Devleti  siyasetten bağımsız değerlendirirsek ideolojik anlamda geldiği noktayı “ mavi vatan ” tasavvurunun jeopolitik, coğrafi ve siyasi ilişkiler hamlelerinde görebiliriz. Mavi vatan terimi ile Doğu Akdeniz ve Ege deniz alanlarının sahiplenilmesi, deniz gücü olarak bende varım demesi, Rusya ile itifak kurarak deniz ve karasal alanlarda kazanım elde edebilme anlamında menfaat ilişkileri olarak görülmelidir. Libya ile yapılan anlaşma ve elde edilen kazanımlar devlet aklının uzun vadeli pozitif getirisidir.

Rusya ile yürümede bir kısım iktidar yanlısı ve ulusalcı kesim  hemfikir gibi ama genel anlamda iktidar kanadı ve devlet aklı, sınırlı, dengeli ve temelinde Batı karşıtlığı toplumsal bir öfke barındırıyor. Mavi vatan sahiplenmesi Türkiye açısından savunmacı, sahiplenici bir doktrin olarak görülse de yayılmacı ve emperyal bir düşünce biçimi asla değil.

Coğrafyada menfaate dayalı iyi komşuluk ilişkileri geç kalınmış bir hamle olsa da gerekli olan ülke menfaatleri üzerinden yol almaya devam etmektir. Rusya bu denklem de, tüm bölgeyle ekonomik, siyasi bağlantıları ve sınırları olan bir güç. Avrasya’cılığın Rusya açısından jeopolitik bir anlamı olsa da, Rusya Türkiye’nin Batı karşıtlığının Avrasya’cı eğilime tam entegre olacağı anlamı taşımadığını bilecek devlet tecrübesine sahiptir. Türkiye Avrasya’da fiziki ve siyasi anlamda Türk devletler ve Kırım üzerinden manevi sancağının gölgesinde olan gönül coğrafyasına göbekten bağlıdır. Rusya ile mecburi dostluk iki devletin menfaatleri gereği, sınırlı da olsa siyasi, ekonomik bölgesel işbirliğini zorunlu kılsa da empeyal emellere sahip bir devlet olduğu gerçeği değişmiyor.
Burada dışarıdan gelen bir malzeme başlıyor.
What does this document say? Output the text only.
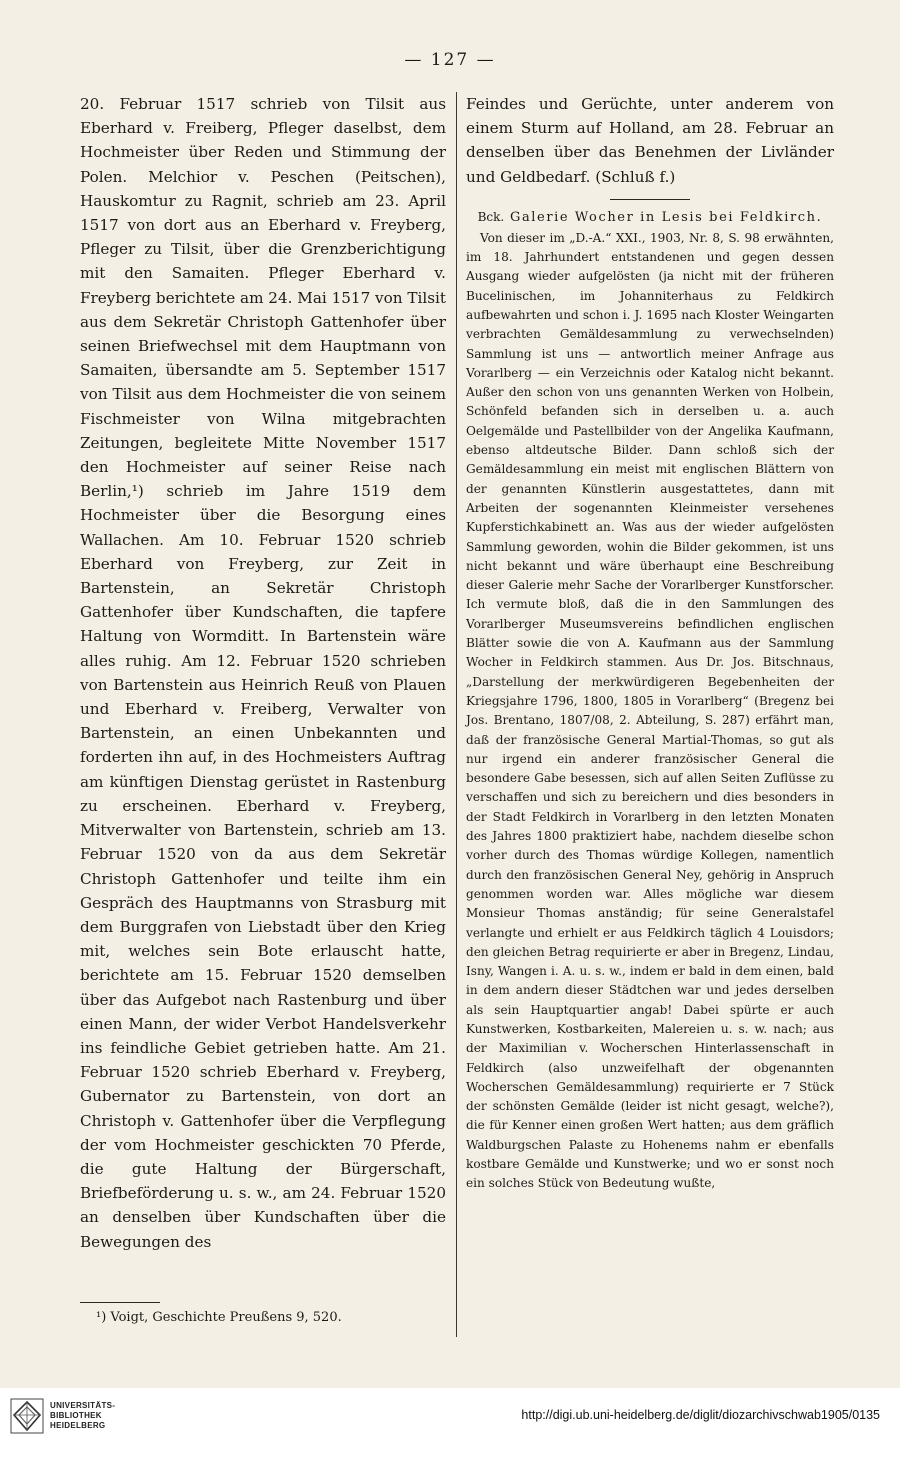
— 127 —

20. Februar 1517 schrieb von Tilsit aus Eberhard v. Freiberg, Pfleger daselbst, dem Hochmeister über Reden und Stimmung der Polen. Melchior v. Peschen (Peitschen), Hauskomtur zu Ragnit, schrieb am 23. April 1517 von dort aus an Eberhard v. Freyberg, Pfleger zu Tilsit, über die Grenzberichtigung mit den Samaiten. Pfleger Eberhard v. Freyberg berichtete am 24. Mai 1517 von Tilsit aus dem Sekretär Christoph Gattenhofer über seinen Briefwechsel mit dem Hauptmann von Samaiten, übersandte am 5. September 1517 von Tilsit aus dem Hochmeister die von seinem Fischmeister von Wilna mitgebrachten Zeitungen, begleitete Mitte November 1517 den Hochmeister auf seiner Reise nach Berlin,¹) schrieb im Jahre 1519 dem Hochmeister über die Besorgung eines Wallachen. Am 10. Februar 1520 schrieb Eberhard von Freyberg, zur Zeit in Bartenstein, an Sekretär Christoph Gattenhofer über Kundschaften, die tapfere Haltung von Wormditt. In Bartenstein wäre alles ruhig. Am 12. Februar 1520 schrieben von Bartenstein aus Heinrich Reuß von Plauen und Eberhard v. Freiberg, Verwalter von Bartenstein, an einen Unbekannten und forderten ihn auf, in des Hochmeisters Auftrag am künftigen Dienstag gerüstet in Rastenburg zu erscheinen. Eberhard v. Freyberg, Mitverwalter von Bartenstein, schrieb am 13. Februar 1520 von da aus dem Sekretär Christoph Gattenhofer und teilte ihm ein Gespräch des Hauptmanns von Strasburg mit dem Burggrafen von Liebstadt über den Krieg mit, welches sein Bote erlauscht hatte, berichtete am 15. Februar 1520 demselben über das Aufgebot nach Rastenburg und über einen Mann, der wider Verbot Handelsverkehr ins feindliche Gebiet getrieben hatte. Am 21. Februar 1520 schrieb Eberhard v. Freyberg, Gubernator zu Bartenstein, von dort an Christoph v. Gattenhofer über die Verpflegung der vom Hochmeister geschickten 70 Pferde, die gute Haltung der Bürgerschaft, Briefbeförderung u. s. w., am 24. Februar 1520 an denselben über Kundschaften über die Bewegungen des

Feindes und Gerüchte, unter anderem von einem Sturm auf Holland, am 28. Februar an denselben über das Benehmen der Livländer und Geldbedarf. (Schluß f.)

Bck. Galerie Wocher in Lesis bei Feldkirch.

Von dieser im „D.-A.“ XXI., 1903, Nr. 8, S. 98 erwähnten, im 18. Jahrhundert entstandenen und gegen dessen Ausgang wieder aufgelösten (ja nicht mit der früheren Bucelinischen, im Johanniterhaus zu Feldkirch aufbewahrten und schon i. J. 1695 nach Kloster Weingarten verbrachten Gemäldesammlung zu verwechselnden) Sammlung ist uns — antwortlich meiner Anfrage aus Vorarlberg — ein Verzeichnis oder Katalog nicht bekannt. Außer den schon von uns genannten Werken von Holbein, Schönfeld befanden sich in derselben u. a. auch Oelgemälde und Pastellbilder von der Angelika Kaufmann, ebenso altdeutsche Bilder. Dann schloß sich der Gemäldesammlung ein meist mit englischen Blättern von der genannten Künstlerin ausgestattetes, dann mit Arbeiten der sogenannten Kleinmeister versehenes Kupferstichkabinett an. Was aus der wieder aufgelösten Sammlung geworden, wohin die Bilder gekommen, ist uns nicht bekannt und wäre überhaupt eine Beschreibung dieser Galerie mehr Sache der Vorarlberger Kunstforscher. Ich vermute bloß, daß die in den Sammlungen des Vorarlberger Museumsvereins befindlichen englischen Blätter sowie die von A. Kaufmann aus der Sammlung Wocher in Feldkirch stammen. Aus Dr. Jos. Bitschnaus, „Darstellung der merkwürdigeren Begebenheiten der Kriegsjahre 1796, 1800, 1805 in Vorarlberg“ (Bregenz bei Jos. Brentano, 1807/08, 2. Abteilung, S. 287) erfährt man, daß der französische General Martial-Thomas, so gut als nur irgend ein anderer französischer General die besondere Gabe besessen, sich auf allen Seiten Zuflüsse zu verschaffen und sich zu bereichern und dies besonders in der Stadt Feldkirch in Vorarlberg in den letzten Monaten des Jahres 1800 praktiziert habe, nachdem dieselbe schon vorher durch des Thomas würdige Kollegen, namentlich durch den französischen General Ney, gehörig in Anspruch genommen worden war. Alles mögliche war diesem Monsieur Thomas anständig; für seine Generalstafel verlangte und erhielt er aus Feldkirch täglich 4 Louisdors; den gleichen Betrag requirierte er aber in Bregenz, Lindau, Isny, Wangen i. A. u. s. w., indem er bald in dem einen, bald in dem andern dieser Städtchen war und jedes derselben als sein Hauptquartier angab! Dabei spürte er auch Kunstwerken, Kostbarkeiten, Malereien u. s. w. nach; aus der Maximilian v. Wocherschen Hinterlassenschaft in Feldkirch (also unzweifelhaft der obgenannten Wocherschen Gemäldesammlung) requirierte er 7 Stück der schönsten Gemälde (leider ist nicht gesagt, welche?), die für Kenner einen großen Wert hatten; aus dem gräflich Waldburgschen Palaste zu Hohenems nahm er ebenfalls kostbare Gemälde und Kunstwerke; und wo er sonst noch ein solches Stück von Bedeutung wußte,

¹) Voigt, Geschichte Preußens 9, 520.
UNIVERSITÄTS-
BIBLIOTHEK
HEIDELBERG
http://digi.ub.uni-heidelberg.de/diglit/diozarchivschwab1905/0135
ABD’nin Orta Doğu’da yaptığı ölümcül hataların bölge ülkelerine büyük zararlar verdiği sır değil. Bu hamleler Rusya’ya alan ve müttefik, coğrafyaya ölüm, bölge devletlerine kaos ve siyasal kargaşa getirdiği gerçeği unutulmamalıdır.Türk dünyası jeopolitiği, Türkiye dış politikasını belirli ölçüde Karabağ savaşı ile tetiklese de yaşananlar asla tesadüf değil. Rusya bu coğrafyadaki olayları emperyal hayallerine tecavüz gibi algılasa da Türk dünyası birlikteliği, Rusya dışlanmadan dillendirilen bir çözümle yol alabilir mi? Rusya dahil edilebilir mi ? “ Cevap bulunması gereken soru bu.”
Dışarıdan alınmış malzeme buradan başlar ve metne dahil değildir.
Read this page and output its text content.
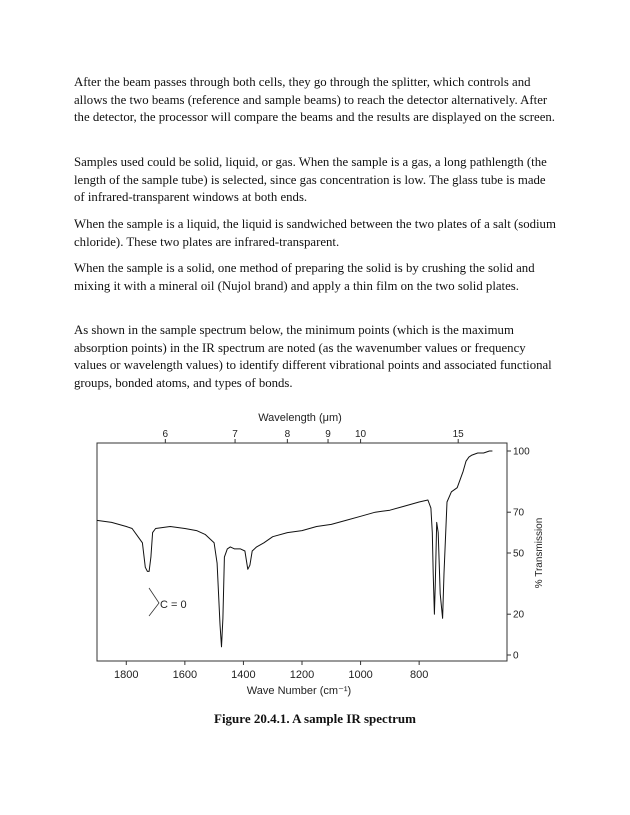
After the beam passes through both cells, they go through the splitter, which controls and allows the two beams (reference and sample beams) to reach the detector alternatively. After the detector, the processor will compare the beams and the results are displayed on the screen.

Samples used could be solid, liquid, or gas. When the sample is a gas, a long pathlength (the length of the sample tube) is selected, since gas concentration is low. The glass tube is made of infrared-transparent windows at both ends.

When the sample is a liquid, the liquid is sandwiched between the two plates of a salt (sodium chloride). These two plates are infrared-transparent.

When the sample is a solid, one method of preparing the solid is by crushing the solid and mixing it with a mineral oil (Nujol brand) and apply a thin film on the two solid plates.

As shown in the sample spectrum below, the minimum points (which is the maximum absorption points) in the IR spectrum are noted (as the wavenumber values or frequency values or wavelength values) to identify different vibrational points and associated functional groups, bonded atoms, and types of bonds.

Wavelength (μm)
Wave Number (cm⁻¹)
% Transmission
C = 0
1800	1600	1400	1200	1000	800
6	7	8	9 10	15
0
20
50
70
100
Figure 20.4.1. A sample IR spectrum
Avrasya’cılık ve Atlantik savaşı görünürde ABD ve Rusya arasında görünse de, kutuplaşmanın yaşanacağı dünyamızda rakibi Rusya değil Çin’dir. Gelecekte Çin’in pasifize edilerek dünyanın kutuplaştığını, safların oluştuğunu görmek için kâhin olmak gerekmiyor. ABD her daim AB’ ni nasıl tekrar kontrol altına alırım projelerini hayata geçirmekle meşgul. Avrupa ordusu kurma, bağımsız olma tasavvuru  menfi anlamda AB’nin kaderini belirledi.

Çin’in dizginlendiği, bir kuşak bir yol projesinin engellendiği yerde her yol ve yolların güzergahı Türkiye olması kaçınılmaz. Cevap bu güzergahın kontrolü Türkiye’nin mi ?  ABD'nin mi? kontrolünde olacağı. 15 Temmuz Feto kalkışması başarılı olsaydı cevap belliydi.